8. Compliance with Laws and Regulations. The issuance of Shares will be subject to and conditioned upon compliance by the Company and Participant with all applicable state and federal laws and regulations and with all applicable requirements of any stock exchange or automated quotation system on which the Company’s Common Stock may be listed or quoted at the time of such issuance or transfer.

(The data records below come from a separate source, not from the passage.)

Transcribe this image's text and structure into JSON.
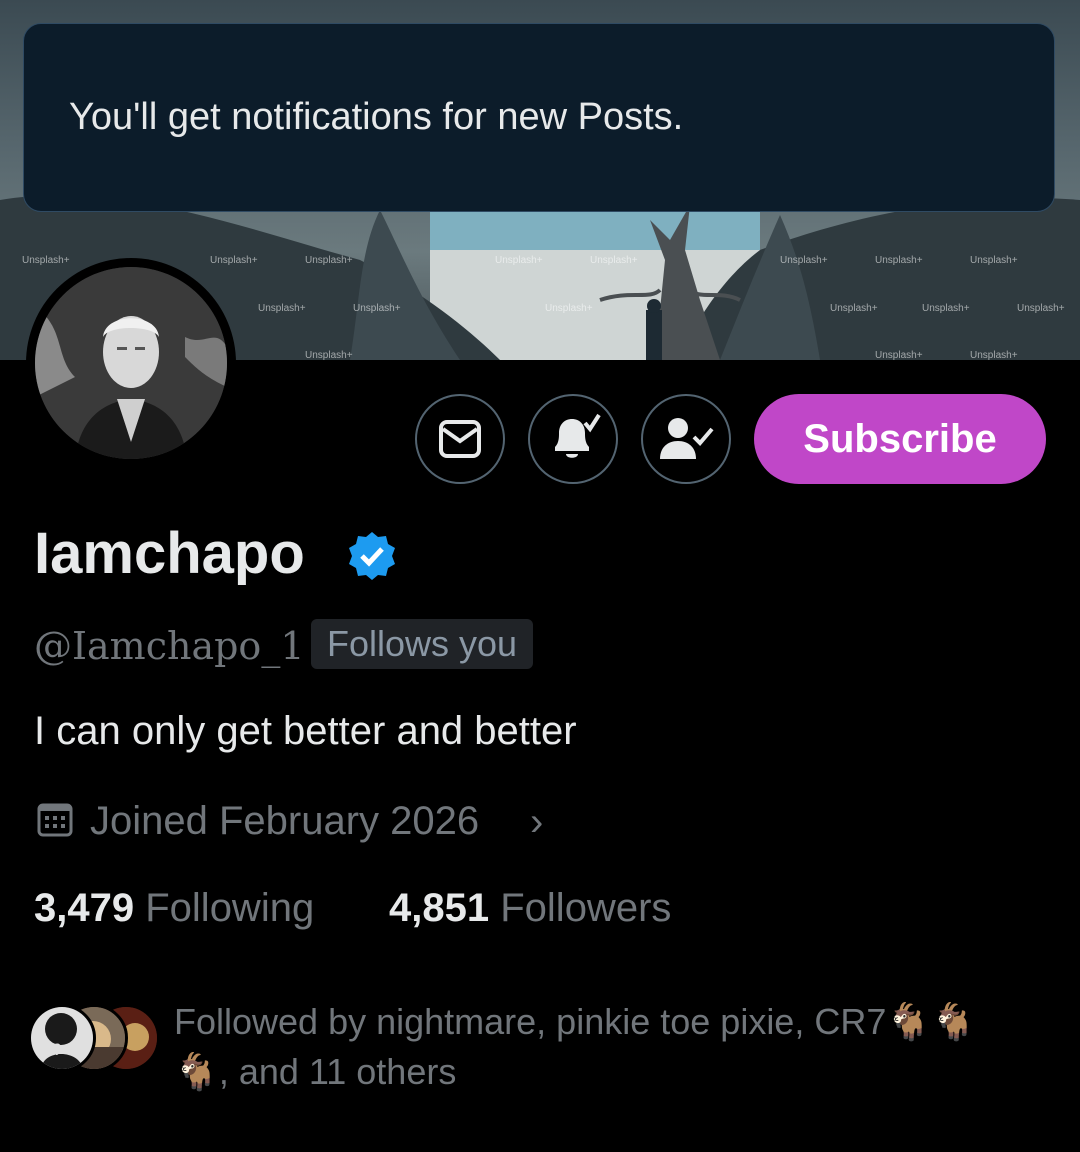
{
  "toast": {
    "message": "You'll get notifications for new Posts."
  },
  "banner": {
    "watermark": "Unsplash+"
  },
  "actions": {
    "subscribe_label": "Subscribe"
  },
  "profile": {
    "display_name": "Iamchapo",
    "handle": "@Iamchapo_1",
    "follows_you": "Follows you",
    "bio": "I can only get better and better",
    "joined": "Joined February 2026",
    "following_count": "3,479",
    "following_label": "Following",
    "followers_count": "4,851",
    "followers_label": "Followers",
    "followed_by_line1": "Followed by nightmare, pinkie toe pixie, CR7🐐🐐",
    "followed_by_line2": "🐐, and 11 others"
  },
  "colors": {
    "accent": "#c047c8",
    "verified": "#1d9bf0",
    "muted": "#71767b"
  },
  "icons": [
    "mail-icon",
    "bell-check-icon",
    "person-check-icon",
    "verified-badge-icon",
    "calendar-icon",
    "chevron-right-icon"
  ]
}
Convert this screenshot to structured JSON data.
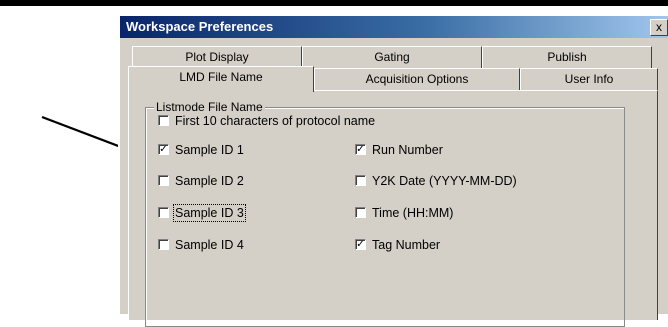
{
  "dialog": {
    "title": "Workspace Preferences",
    "close_glyph": "x"
  },
  "tabs": {
    "back_row": [
      {
        "label": "Plot Display"
      },
      {
        "label": "Gating"
      },
      {
        "label": "Publish"
      }
    ],
    "front_row": [
      {
        "label": "LMD File Name",
        "active": true
      },
      {
        "label": "Acquisition Options"
      },
      {
        "label": "User Info"
      }
    ]
  },
  "group": {
    "label": "Listmode File Name",
    "options": [
      {
        "label": "First 10 characters of protocol name",
        "checked": false,
        "mark": ""
      },
      {
        "label": "Sample ID 1",
        "checked": true,
        "mark": "✓"
      },
      {
        "label": "Run Number",
        "checked": true,
        "mark": "✓"
      },
      {
        "label": "Sample ID 2",
        "checked": false,
        "mark": ""
      },
      {
        "label": "Y2K Date (YYYY-MM-DD)",
        "checked": false,
        "mark": ""
      },
      {
        "label": "Sample ID 3",
        "checked": false,
        "mark": "",
        "focused": true
      },
      {
        "label": "Time (HH:MM)",
        "checked": false,
        "mark": ""
      },
      {
        "label": "Sample ID 4",
        "checked": false,
        "mark": ""
      },
      {
        "label": "Tag Number",
        "checked": true,
        "mark": "✓"
      }
    ]
  },
  "annotation": {
    "icon": "arrow-icon",
    "color": "#000000"
  }
}
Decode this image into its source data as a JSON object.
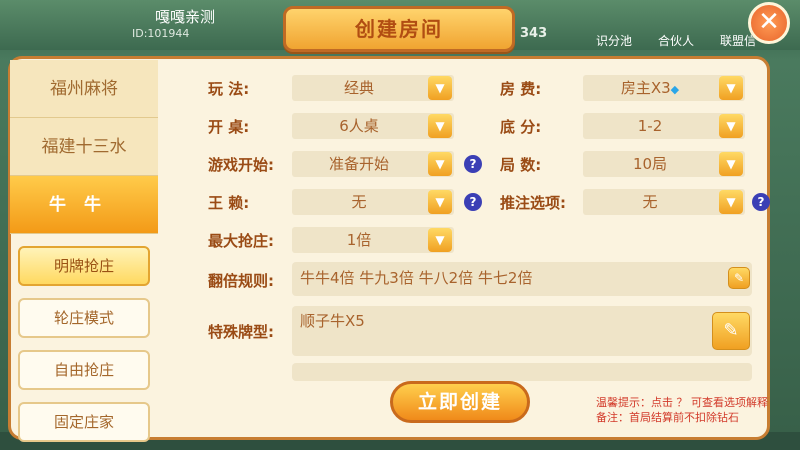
{
  "background": {
    "player_name": "嘎嘎亲测",
    "player_id": "ID:101944",
    "counter": "343",
    "right_items": [
      "识分池",
      "合伙人",
      "联盟信"
    ]
  },
  "dialog": {
    "title": "创建房间",
    "close_icon": "close-icon",
    "categories": [
      {
        "label": "福州麻将",
        "active": false
      },
      {
        "label": "福建十三水",
        "active": false
      },
      {
        "label": "牛牛",
        "active": true
      }
    ],
    "sub_modes": [
      {
        "label": "明牌抢庄",
        "active": true
      },
      {
        "label": "轮庄模式",
        "active": false
      },
      {
        "label": "自由抢庄",
        "active": false
      },
      {
        "label": "固定庄家",
        "active": false
      }
    ],
    "fields": {
      "play": {
        "label": "玩    法:",
        "value": "经典"
      },
      "room_fee": {
        "label": "房    费:",
        "value": "房主X3",
        "icon": "diamond-icon"
      },
      "tables": {
        "label": "开    桌:",
        "value": "6人桌"
      },
      "base_score": {
        "label": "底    分:",
        "value": "1-2"
      },
      "game_start": {
        "label": "游戏开始:",
        "value": "准备开始"
      },
      "rounds": {
        "label": "局    数:",
        "value": "10局"
      },
      "wildcard": {
        "label": "王    赖:",
        "value": "无"
      },
      "push_bet": {
        "label": "推注选项:",
        "value": "无"
      },
      "max_grab": {
        "label": "最大抢庄:",
        "value": "1倍"
      },
      "double_rules": {
        "label": "翻倍规则:",
        "value": "牛牛4倍 牛九3倍 牛八2倍 牛七2倍"
      },
      "special": {
        "label": "特殊牌型:",
        "value": "顺子牛X5"
      }
    },
    "help_symbol": "?",
    "create_button": "立即创建",
    "tips": {
      "line1": "温馨提示：点击 ？ 可查看选项解释",
      "line2": "备注：首局结算前不扣除钻石"
    }
  },
  "colors": {
    "accent": "#f39a17",
    "label": "#9a4b15",
    "value": "#a8632d",
    "tip": "#d23a2a"
  }
}
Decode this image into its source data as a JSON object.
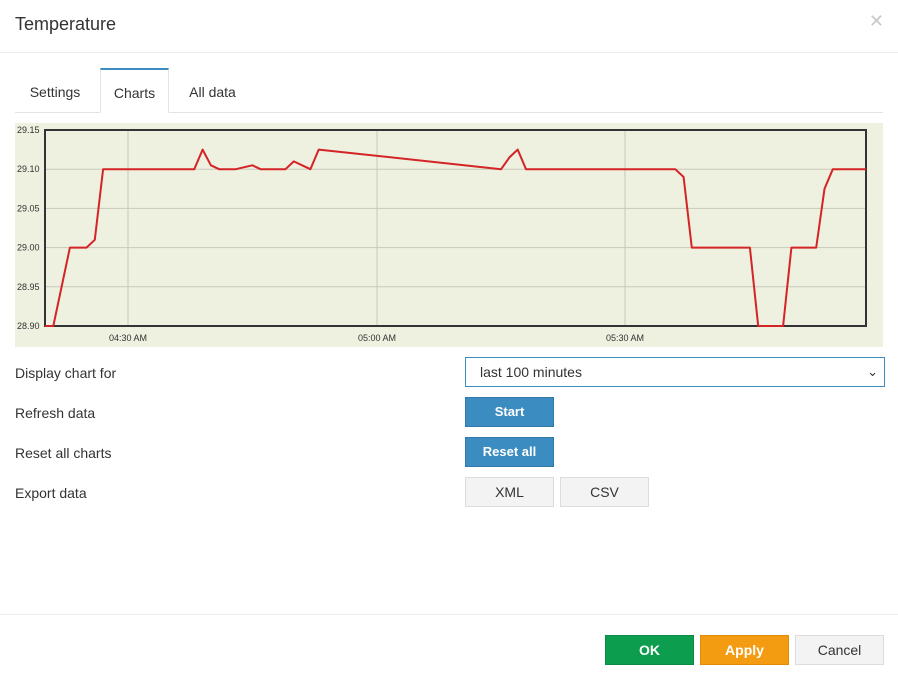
{
  "dialog": {
    "title": "Temperature",
    "close_icon": "close-icon"
  },
  "tabs": [
    {
      "label": "Settings",
      "active": false
    },
    {
      "label": "Charts",
      "active": true
    },
    {
      "label": "All data",
      "active": false
    }
  ],
  "chart_data": {
    "type": "line",
    "x_tick_labels": [
      "04:30 AM",
      "05:00 AM",
      "05:30 AM"
    ],
    "y_tick_labels": [
      "29.15",
      "29.10",
      "29.05",
      "29.00",
      "28.95",
      "28.90"
    ],
    "ylim": [
      28.9,
      29.15
    ],
    "grid": true,
    "colors": {
      "line": "#d42426",
      "background": "#eef0e0",
      "grid": "#c9c9bb",
      "frame": "#333333"
    },
    "series": [
      {
        "x": [
          0,
          1,
          3,
          5,
          6,
          7,
          18,
          19,
          20,
          21,
          23,
          25,
          26,
          29,
          30,
          31,
          32,
          33,
          55,
          56,
          57,
          58,
          76,
          77,
          78,
          85,
          86,
          89,
          90,
          93,
          94,
          95,
          99
        ],
        "values": [
          28.9,
          28.9,
          29.0,
          29.0,
          29.01,
          29.1,
          29.1,
          29.125,
          29.105,
          29.1,
          29.1,
          29.105,
          29.1,
          29.1,
          29.11,
          29.105,
          29.1,
          29.125,
          29.1,
          29.115,
          29.125,
          29.1,
          29.1,
          29.09,
          29.0,
          29.0,
          28.9,
          28.9,
          29.0,
          29.0,
          29.075,
          29.1,
          29.1
        ]
      }
    ]
  },
  "form": {
    "display_chart_label": "Display chart for",
    "display_chart_value": "last 100 minutes",
    "refresh_label": "Refresh data",
    "start_button": "Start",
    "reset_label": "Reset all charts",
    "reset_button": "Reset all",
    "export_label": "Export data",
    "xml_button": "XML",
    "csv_button": "CSV"
  },
  "footer": {
    "ok_button": "OK",
    "apply_button": "Apply",
    "cancel_button": "Cancel"
  }
}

9. Successors and Assigns. The Company may assign any of its rights under this Agreement. This Agreement shall be binding upon and inure to the benefit of the successors and assigns of the Company. Subject to the restrictions on transfer set forth herein, this Agreement will be binding upon Participant and Participant’s heirs, executors, administrators, legal representatives, successors and assigns.

10. Severability. The Plan and Notice of Grant are incorporated herein by reference. The Plan, the Notice of Grant and this Agreement constitute the entire agreement of the parties with respect to the subject matter hereof and supersede in their entirety all prior undertakings and agreements of the Company and Participant with respect to the subject matter hereof. If any provision of this Agreement is determined by a court of law to be illegal or unenforceable, then such provision will be enforced to the maximum extent possible and the other provisions will remain fully effective and enforceable.

11. NO GUARANTEE OF EMPLOYMENT. PARTICIPANT UNDERSTANDS AND AGREES THAT HIS OR HER EMPLOYMENT WITH THE COMPANY OR ITS SUBSIDIARIES IS FOR AN UNSPECIFIED DURATION AND CONSTITUTES “AT-WILL” EMPLOYMENT. PARTICIPANT ACKNOWLEDGES AND AGREES THAT THE VESTING OF STOCK UNITS’ PURSUANT TO THE VESTING SCHEDULE HEREOF IS EARNED ONLY BY CONTINUING SERVICE AS AN EMPLOYEE OR CONSULTANT AT THE WILL OF THE COMPANY OR ITS SUBSIDIARY (AND NOT THROUGH THE ACT OF BEING HIRED, BEING GRANTED STOCK UNITS OR BEING ISSUED SHARES HEREUNDER). PARTICIPANT FURTHER ACKNOWLEDGES AND AGREES THAT THIS AGREEMENT, THE TRANSACTIONS CONTEMPLATED HEREUNDER, AND THE VESTING SCHEDULE SET FORTH HEREIN DO NOT CONSTITUTE AN EXPRESS OR IMPLIED PROMISE OF CONTINUED ENGAGEMENT AS AN EMPLOYEE FOR THE VESTING PERIOD, FOR ANY PERIOD, OR AT ALL, AND SHALL NOT INTERFERE WITH PARTICIPANT’S RIGHT OR THE COMPANY’S AND/OR SUBSIDIARY’S RIGHT TO TERMINATE PARTICIPANT’S EMPLOYMENT AT ANY TIME, WITH OR WITHOUT CAUSE.

12. Code Section 409A. Notwithstanding the foregoing to the contrary, the Company reserves the right, to the extent it deems necessary or advisable in its sole discretion, to unilaterally alter or modify the Plan or this Agreement to ensure all Stock Units provided to Participants who are U.S. taxpayers are made in such a manner that either qualifies for exemption from or complies with Section 409A of the Code; provided, however that the Company makes no representations that the Plan, any Agreement, or any Stock Units granted thereunder will be exempt from or comply with Section 409A of the Code and makes no undertaking to preclude Section 409A of the Code from applying to the Plan, the Agreement or any Stock Unit award made thereunder.


By Participant’s signature and the signature of the Company’s representative on the Notice of Grant, Participant and the Company agree that this Stock Unit is granted under and governed by the terms and conditions of the Plan, the Notice of Grant and this Agreement. Participant has reviewed the Plan, the Notice of Grant and this Agreement in their entirety, has had an opportunity to obtain the advice of counsel prior to executing this Agreement, and fully understands all provisions of the Plan, the Notice of Grant and this Agreement. Participant hereby agrees to accept as binding, conclusive and final all decisions or interpretations of the Committee upon any questions relating to the Plan, the Notice of Grant and this Agreement. Participant further agrees to notify the Company upon any change in Participant’s residence address.